I also spent some time sketching from this shaded position - a rather nice view of Great St Mary's from the rear. It's a very important church for the university - all Cambridge students must live within 3 miles of it. On graduation day they parade to the church, and then into the Senate building to be presented with their degrees.

Great St Mary's, Cambridge, in The perfect sketchbook B5. Stage one.
A visit to Cambridge wouldn't be the same without enjoying some of the college gardens, checking out the freshly made fudge shop, a high tea, a cello and violin concert in a stunning chapel and an open air Shakespeare - all with my lovely daughter as my tour guide! 

Walking around in Cambridge, like Bath, is lovely. I feel there are more historical buildings in one English city than in my whole country! Fortunately many of them are beautifully preserved.

I'll come back next year and finish my painting :-)

Sunday 28 August 2016

Teaching in Bath, United Kingdom. July 2016.

I flew into Heathrow and headed straight to Bath to prepare to teach another 5 day watercolour workshop. It's terrific having that much time to thoroughly introduce watercolour to both new and more experienced participants.

My students spent the week getting familiar with their colours, making colour wheels and charts and painting a range of studies exploring many watercolour techniques. Washes, softening edges, glazing, wet-in-wet, dry-brush, splatter, salt...so many techniques to play with and explore :-)
Before and after classes, I headed down to the river to sketch the beautiful Pulteney Bridge - one of only three such bridges in the world, the others being the Rialto and the Ponte Vecchio.

Bath is full of gorgeous sandstone. We sketching just a little as part of the watercolour workshop and will do a little more in the repeat workshop in July 2017. We are considering an Urban Sketching week in 2018 though need to figure out great locations in case of rain.

I visited the Roman Baths in the evening. It's lovely to see the transition between the ancient bath house and the more recent upper story additions. 

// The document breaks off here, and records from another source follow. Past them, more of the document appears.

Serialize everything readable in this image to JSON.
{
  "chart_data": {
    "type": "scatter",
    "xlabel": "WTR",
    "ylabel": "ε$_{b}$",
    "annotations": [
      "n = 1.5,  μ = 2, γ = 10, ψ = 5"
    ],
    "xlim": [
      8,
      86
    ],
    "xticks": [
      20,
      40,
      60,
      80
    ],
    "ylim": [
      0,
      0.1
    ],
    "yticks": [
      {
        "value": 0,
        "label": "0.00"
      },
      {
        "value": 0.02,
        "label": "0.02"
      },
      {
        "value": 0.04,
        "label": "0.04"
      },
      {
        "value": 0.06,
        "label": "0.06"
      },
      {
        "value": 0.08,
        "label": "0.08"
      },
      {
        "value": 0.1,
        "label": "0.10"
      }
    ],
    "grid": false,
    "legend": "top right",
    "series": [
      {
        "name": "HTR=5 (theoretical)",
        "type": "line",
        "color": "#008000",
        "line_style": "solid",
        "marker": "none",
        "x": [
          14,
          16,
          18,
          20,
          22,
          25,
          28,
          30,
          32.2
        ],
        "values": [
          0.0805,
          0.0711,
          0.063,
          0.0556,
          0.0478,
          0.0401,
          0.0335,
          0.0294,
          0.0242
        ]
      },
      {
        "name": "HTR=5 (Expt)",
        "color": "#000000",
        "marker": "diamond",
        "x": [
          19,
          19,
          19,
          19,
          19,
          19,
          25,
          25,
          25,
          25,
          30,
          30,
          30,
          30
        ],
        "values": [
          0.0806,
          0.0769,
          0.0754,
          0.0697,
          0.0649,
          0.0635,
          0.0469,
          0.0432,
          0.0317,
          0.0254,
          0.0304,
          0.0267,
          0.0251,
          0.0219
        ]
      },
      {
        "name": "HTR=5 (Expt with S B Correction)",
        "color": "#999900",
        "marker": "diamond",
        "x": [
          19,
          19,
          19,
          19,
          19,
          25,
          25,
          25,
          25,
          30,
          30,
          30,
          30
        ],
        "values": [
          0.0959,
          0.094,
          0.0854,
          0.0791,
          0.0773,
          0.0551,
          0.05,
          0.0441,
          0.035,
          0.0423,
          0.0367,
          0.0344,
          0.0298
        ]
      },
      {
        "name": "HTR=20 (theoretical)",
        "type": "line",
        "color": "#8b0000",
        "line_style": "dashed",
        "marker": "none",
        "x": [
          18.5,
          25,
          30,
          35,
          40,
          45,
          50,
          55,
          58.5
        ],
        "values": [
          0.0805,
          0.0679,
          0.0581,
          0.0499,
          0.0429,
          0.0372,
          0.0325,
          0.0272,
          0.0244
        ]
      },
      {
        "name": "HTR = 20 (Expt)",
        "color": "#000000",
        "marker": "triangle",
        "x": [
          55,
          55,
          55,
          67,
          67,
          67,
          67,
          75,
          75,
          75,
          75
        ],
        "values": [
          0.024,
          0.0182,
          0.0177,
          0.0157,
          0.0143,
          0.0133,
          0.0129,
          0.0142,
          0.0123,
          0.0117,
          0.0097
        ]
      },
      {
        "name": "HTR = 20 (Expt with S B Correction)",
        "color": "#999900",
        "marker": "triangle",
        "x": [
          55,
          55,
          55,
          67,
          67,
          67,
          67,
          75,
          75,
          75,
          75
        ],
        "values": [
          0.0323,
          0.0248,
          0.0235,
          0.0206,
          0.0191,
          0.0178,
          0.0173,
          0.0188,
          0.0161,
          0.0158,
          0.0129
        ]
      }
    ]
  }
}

I then visited the enormous Art in Action event, a massive festival of arts near Oxford, before catching a cross-country bus to Cambridge.

Friday 26 August 2016


Purples are easily mixed, but there are many different characteristics to explore - staining, granulating, lifting...Mixing yellows to neutralise purples creates another fabulous range of colours from deep greys through earthy colours depending on the colours chosen.

See more purples on my website here.

Thursday 25 August 2016

A busy month...Bathurst, NSW

July started out with a great week teaching a 5-day watercolour workshop in Bathurst, NSW. It's run by Art Scene, a terrific art store in Sydney. Up to 25 tutors and a couple of hundred students head to Bathurst twice a year for this Mitchell Summer or Winter Art School.

I taught Mastering Watercolours to a lovely group of participants. They worked very hard to explore their pigments, mix them to create colour wheels, colour charts and then a range of paintings to explore many different watercolour techniques. I'll do it again in January :-)

At the end of the week we had an exhibition of all the students' work arrange by tutor - very impressive.

Then I headed straight home to get on a plane to the UK...


The third week was reds. It's rather a long time ago now - I've been to Bathurst and the UK and back, then New Zealand and back. So much to write about...

I find reds fascinating. Adjust the bias from orange to purple and the mixing possibilities change dramatically. I tend to choose the semi-transparent reds though the cadmiums are excellent pigments. I like to use three reds rather than the standard warm and cool - a warm, a crimson and a rose red - great mixing options there.

I love the dramatic blacks and greys you can mix with a good strong crimson and phthalo green. And phthalo blue with a warm red won't make a purple. Fascinating :-)

My students had a go at painting a still life filled with red objects and using greens to create the shadow colours.